Although the Initiative refers to federal laws governing stem
cell research and therapies, there are none unless federal
funds are sought. As the President’s Council on
Bioethics noted, “There is no federal regulation of research
on in vitro embryos when such research is privately funded
and supported.” Reproduction and Responsibility:
The Regulation of New Biotechnologies, Ch. 5, Conclusions (March
2004). Only state law applies in the absence of federal
funding.
Accordingly, the only restrictions on creating
embryos for “stem cell research” or “stem
cell therapies” will be those that are found in the Initiative
itself.
There are
two provisions in the Initiative that the cloners might assert
as restrictions on the abuse of embryos. First, they might quote Section 2(3), which
states in relevant part, “No stem cells may be taken from a human blastocyst
more than fourteen days after cell division begins . . . “ Here,
the trick is knowing what a “blastocyst” is. Under the definition
of the Initiative, a human is a “blastocyst” only until implantation. Initiative,
Section 6(1). Once a blastocyst implants, it is longer a blastocyst,
and at that point, Section 2(3) would no longer apply. Thus, Section
2(3) would offer no protection for unborn babies after implantation. Any
type of stem cell-related experiment could be done on an aborted or soon-to-be-aborted
baby.
Second,
the cloners may quote Section 2(2) of the Initiative, which
states in relevant part, “(2) No human blastocyst may be produced by fertilization solely
for the purpose of stem cell research.” Here, the trick lies in
the difference between “stem cell research” and “stem cell
therapies and cures,” as those phrases are used in the Initiative. The
phrases have particular meanings assigned by Sections 6(15) and 6(16), which
read in relevant part:
“(15) ‘Stem cell research’ means any scientific
or medical research involving stem cells.
“(16) ‘Stem
cell therapies and cures’ means any medical treatment
that involves or
otherwise derives from the use of stem cells . . . “
The key point here is that “stem cell research” is
a different thing from “stem cell therapies and cures.” Thus,
the language of Section 2(2), which prohibits the creation
of human beings by fertilization solely for the purpose of “stem
cell research,” does not create any restriction on the
creation of human beings for “stem cell therapies and
cures.” If the Initiative is approved by the voters,
then scientists can create humans by in vitro fertilization,
implant them in cooperative women for the desired period, and
then abort them for “stem cell therapies and cures.” Existing
Missouri laws that prohibit such a barbaric practice would
be rendered unconstitutional and void.
Think of it. A proposal is sold to
the public as a way to save lives, but the proposal guarantees
that human lives can be created by fertilization and then killed
for stem cells, and further guarantees immunity for doing the
killing and removal of such cells and tissues.
It
would be nothing but medical cannibalism to create and kill
one person to take stem cells to implant into another person.
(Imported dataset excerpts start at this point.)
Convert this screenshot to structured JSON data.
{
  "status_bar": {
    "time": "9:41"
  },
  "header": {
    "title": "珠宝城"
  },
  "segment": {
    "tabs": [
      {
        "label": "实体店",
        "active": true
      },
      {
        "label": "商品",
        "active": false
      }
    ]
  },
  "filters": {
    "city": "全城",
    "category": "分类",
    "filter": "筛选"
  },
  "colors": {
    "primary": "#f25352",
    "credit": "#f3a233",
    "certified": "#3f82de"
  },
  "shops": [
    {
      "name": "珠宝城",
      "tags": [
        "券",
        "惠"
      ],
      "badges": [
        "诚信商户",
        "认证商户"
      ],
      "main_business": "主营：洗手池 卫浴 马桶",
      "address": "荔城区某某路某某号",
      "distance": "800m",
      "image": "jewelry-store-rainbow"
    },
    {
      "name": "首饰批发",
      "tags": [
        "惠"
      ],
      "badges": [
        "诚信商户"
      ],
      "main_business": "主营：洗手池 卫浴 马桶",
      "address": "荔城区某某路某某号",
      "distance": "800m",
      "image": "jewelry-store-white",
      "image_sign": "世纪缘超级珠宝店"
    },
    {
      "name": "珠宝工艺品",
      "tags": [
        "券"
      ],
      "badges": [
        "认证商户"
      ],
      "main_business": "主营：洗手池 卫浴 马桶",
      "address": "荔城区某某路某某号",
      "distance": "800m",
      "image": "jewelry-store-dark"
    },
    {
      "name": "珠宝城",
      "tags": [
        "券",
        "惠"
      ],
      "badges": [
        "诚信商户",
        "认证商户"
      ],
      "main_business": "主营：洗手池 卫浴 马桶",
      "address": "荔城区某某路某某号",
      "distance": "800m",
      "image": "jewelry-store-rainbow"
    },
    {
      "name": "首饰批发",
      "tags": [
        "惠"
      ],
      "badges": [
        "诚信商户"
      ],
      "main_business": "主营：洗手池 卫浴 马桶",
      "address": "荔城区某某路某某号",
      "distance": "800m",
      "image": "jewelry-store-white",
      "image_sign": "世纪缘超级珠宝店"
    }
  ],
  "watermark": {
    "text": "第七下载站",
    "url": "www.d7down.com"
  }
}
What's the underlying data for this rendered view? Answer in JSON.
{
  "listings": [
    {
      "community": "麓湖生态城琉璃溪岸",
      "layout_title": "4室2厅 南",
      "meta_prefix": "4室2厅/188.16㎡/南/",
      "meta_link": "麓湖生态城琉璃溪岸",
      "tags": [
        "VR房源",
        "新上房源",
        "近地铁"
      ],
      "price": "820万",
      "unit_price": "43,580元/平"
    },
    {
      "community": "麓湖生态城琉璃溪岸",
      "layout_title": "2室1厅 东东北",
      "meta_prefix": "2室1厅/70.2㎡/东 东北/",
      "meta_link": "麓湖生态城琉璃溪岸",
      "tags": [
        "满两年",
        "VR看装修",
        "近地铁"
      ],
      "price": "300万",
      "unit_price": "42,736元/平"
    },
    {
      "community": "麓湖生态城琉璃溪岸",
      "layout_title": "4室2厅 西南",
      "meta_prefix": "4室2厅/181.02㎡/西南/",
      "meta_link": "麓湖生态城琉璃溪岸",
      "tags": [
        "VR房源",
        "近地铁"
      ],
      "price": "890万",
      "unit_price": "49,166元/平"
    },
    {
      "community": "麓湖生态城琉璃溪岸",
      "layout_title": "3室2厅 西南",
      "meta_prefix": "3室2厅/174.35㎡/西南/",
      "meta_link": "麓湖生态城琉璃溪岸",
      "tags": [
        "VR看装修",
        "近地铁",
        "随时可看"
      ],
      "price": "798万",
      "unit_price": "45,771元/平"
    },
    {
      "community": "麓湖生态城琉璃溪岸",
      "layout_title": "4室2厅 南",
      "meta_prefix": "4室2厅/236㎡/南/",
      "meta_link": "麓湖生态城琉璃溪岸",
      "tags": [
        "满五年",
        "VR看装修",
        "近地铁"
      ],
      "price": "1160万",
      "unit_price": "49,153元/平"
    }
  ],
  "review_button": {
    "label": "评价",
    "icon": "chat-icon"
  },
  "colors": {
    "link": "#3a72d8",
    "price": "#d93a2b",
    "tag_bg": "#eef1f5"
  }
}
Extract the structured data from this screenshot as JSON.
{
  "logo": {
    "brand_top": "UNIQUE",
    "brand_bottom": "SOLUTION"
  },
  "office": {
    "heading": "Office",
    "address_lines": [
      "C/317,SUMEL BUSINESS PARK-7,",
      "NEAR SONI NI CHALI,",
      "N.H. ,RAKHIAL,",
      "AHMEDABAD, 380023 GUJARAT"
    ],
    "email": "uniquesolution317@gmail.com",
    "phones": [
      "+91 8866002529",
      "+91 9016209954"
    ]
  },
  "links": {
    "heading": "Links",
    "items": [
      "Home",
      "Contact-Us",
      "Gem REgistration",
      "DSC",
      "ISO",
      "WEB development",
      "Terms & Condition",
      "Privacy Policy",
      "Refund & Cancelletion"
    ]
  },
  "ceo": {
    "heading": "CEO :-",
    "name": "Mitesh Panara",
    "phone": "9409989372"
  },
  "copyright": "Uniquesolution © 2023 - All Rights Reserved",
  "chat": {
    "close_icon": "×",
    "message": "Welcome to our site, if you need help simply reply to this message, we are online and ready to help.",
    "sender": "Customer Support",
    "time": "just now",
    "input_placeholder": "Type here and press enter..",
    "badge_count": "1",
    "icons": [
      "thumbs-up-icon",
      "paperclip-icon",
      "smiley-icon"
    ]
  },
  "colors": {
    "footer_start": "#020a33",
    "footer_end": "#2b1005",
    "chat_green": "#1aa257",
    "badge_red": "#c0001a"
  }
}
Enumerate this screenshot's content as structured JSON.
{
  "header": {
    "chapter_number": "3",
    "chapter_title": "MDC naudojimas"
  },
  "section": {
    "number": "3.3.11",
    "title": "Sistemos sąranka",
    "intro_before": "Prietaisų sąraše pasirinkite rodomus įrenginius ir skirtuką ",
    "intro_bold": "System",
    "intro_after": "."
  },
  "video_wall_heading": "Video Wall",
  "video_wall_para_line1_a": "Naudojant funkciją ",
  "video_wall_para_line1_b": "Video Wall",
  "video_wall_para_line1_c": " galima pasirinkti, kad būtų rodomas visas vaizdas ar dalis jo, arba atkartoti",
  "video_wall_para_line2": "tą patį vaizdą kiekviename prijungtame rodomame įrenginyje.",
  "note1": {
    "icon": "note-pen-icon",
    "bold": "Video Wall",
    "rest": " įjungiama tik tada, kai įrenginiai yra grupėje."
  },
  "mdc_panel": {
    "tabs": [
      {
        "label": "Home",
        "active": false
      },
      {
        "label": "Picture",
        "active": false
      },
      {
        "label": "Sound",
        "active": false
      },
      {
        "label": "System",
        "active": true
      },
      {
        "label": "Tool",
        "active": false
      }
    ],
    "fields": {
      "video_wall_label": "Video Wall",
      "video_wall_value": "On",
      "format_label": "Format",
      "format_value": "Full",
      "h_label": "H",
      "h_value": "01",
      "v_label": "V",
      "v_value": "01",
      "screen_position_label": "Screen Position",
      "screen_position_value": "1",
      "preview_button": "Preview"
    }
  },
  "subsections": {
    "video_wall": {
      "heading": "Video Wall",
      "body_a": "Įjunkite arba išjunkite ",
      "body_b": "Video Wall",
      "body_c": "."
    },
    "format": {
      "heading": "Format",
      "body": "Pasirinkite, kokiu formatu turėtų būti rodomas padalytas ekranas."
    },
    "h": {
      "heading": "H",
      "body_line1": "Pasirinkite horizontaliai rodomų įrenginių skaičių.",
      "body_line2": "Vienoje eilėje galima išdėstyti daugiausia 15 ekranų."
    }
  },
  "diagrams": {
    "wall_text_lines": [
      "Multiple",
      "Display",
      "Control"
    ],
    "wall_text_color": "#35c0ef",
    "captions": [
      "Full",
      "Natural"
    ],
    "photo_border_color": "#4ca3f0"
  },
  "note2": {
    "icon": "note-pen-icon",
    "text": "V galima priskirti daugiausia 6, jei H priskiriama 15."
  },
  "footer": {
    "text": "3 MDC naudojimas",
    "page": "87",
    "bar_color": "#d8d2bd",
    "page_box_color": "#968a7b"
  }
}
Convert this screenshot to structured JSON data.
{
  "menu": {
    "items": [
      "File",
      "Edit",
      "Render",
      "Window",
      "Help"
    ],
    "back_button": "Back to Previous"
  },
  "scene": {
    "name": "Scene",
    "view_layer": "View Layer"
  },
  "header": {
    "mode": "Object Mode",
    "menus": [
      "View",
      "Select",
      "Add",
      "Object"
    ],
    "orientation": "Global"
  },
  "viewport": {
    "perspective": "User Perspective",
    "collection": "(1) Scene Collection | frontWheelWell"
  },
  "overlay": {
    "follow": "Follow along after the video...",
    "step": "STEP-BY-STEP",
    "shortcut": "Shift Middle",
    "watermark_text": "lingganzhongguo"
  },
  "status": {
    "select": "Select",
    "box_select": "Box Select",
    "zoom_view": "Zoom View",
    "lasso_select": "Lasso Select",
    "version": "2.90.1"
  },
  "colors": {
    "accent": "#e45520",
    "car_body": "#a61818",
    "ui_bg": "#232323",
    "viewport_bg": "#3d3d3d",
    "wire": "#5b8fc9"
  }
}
The
Initiative would nullify the Missouri abortion laws that now
protect against such a crime and would write medical cannibalism
into the constitution of Missouri.
*James S. Cole, J.D. Harvard Law School, is a practicing attorney
in St. Louis and serves as General Counsel for Missouri Right
to Life. The author gratefully acknowledges the suggestions
of David C. Drury, Esq., president of Missouri Lawyers for Life,
in regard to a draft of this article.